Noah Sarna on the issues, cases and events of interest to British Columbia's educational community
Employers must tread carefully when trying to protect educators from online attacks
An educator’s workplace involves constant exposure to reputational hazards. Teachers and professors spend their days in front a generation of students committed to broadcasting their opinions, thoughts and whims about anything and, more importantly, anyone across the indelible medium of the internet. For professors, in particular, their students are often using their laptops in class, discreetly maintaining their active online social lives and standing ready and willing to comment to anyone who will listen about any particular component of a professor’s presentation, among other things.
Schools, universities and other educational institutions are increasing concerned about how easy, and how common, it is for students to use the internet as a tool to defame, harass and otherwise manipulate their educators by careless, disrespectful or malicious online activity. Students nowadays use the internet and related technologies the way students used to use, well, nearly everything. Passing notes is now texting. Doodled pictures can be posted on facebook. Rumors are spread by student blogs, not whispered at lunch tables.
In this context, it is tempting for employers to take any and all steps necessary to spare their employees from an online assault. In the recent case of Windsor-Essex Catholic District School Board & Seguin v. Lentini et al, 2021 ONSC 6364 (see here foran excellent analysis of the case by Shibley Righton LLP), a principal and a school board were awarded damages and costs in relation to harmful comments posted by a student on facebook. The principal had made an unpopular decision abouta school hockey team, and disgruntled students and parents began voicing their frustrations on facebook. Those comments quickly devolved into juvenile accusations that the principal had engaged in pedophilia.

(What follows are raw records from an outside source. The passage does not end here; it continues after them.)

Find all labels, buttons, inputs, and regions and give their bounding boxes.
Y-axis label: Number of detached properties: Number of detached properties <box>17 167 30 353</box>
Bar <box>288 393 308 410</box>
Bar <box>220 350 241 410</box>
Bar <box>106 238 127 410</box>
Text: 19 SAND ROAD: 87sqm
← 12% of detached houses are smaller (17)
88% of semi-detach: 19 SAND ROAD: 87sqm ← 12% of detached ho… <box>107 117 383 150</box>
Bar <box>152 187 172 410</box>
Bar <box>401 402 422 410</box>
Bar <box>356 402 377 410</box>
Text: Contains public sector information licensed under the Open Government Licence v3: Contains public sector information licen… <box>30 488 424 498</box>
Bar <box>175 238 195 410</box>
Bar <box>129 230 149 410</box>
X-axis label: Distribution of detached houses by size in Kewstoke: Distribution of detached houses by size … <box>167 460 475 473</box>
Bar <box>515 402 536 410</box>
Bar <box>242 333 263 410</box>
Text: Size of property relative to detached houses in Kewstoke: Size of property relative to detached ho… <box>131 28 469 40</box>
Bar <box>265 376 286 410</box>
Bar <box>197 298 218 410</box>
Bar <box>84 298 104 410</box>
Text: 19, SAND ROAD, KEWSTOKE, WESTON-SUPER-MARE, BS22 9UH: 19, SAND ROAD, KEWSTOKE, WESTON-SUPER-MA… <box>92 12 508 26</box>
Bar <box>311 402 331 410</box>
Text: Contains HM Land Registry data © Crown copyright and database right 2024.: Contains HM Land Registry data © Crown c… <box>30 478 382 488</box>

The school board stepped in and sent notices of defamation to all offending individuals, nearly all of whom retracted their comments. One former students who had posted most of the comments refused to comply. The school board then commenced an action in defamation against the student, which was successful.
In contrast, the recent case of Pridgen v. University of Calgary (CanLII) demonstrates the failure of an educational institution to respond appropriately to online comments about an employee. The plaintiffs were twin brothers who had both taken a course with an unpopular professor and were dissatisfied. The brothers each posted comments on facebook about the course and the professor; the comments were childish and disrespectful but not necessarily defamatory. The professor saw the comments and complained to her superiors. Subsequently, internal university bodies found the brothers had committed non-academic misconduct, placing them each on probation.
The brothers applied for judicial review on the basis that the disciplinary measures taken against them violated their right to free expression under the Canadian Charter of Rights and Freedoms. The Alberta Court of Queen’s Bench agreed that the university had in fact violated the brothers’ right to free expression, acknowledging that online comments by students about the quality of their education should be encouraged within reasonable limits. Additionally, the Court noted that if the professor had felt defamed she could have commenced an action in defamation against the brothers, an option that neither she nor her employer pursued.
Educational institutions seeking to protect the reputation of their employees must accept that imposing disciplinary measures against students who post critical comments is not necessarily the appropriate response. While such measures might have been imposed in Pridgen in an attempt to prevent the nature of the comments from taking a turn for the worse, those comments had not passed the threshold required to justify the university’s response.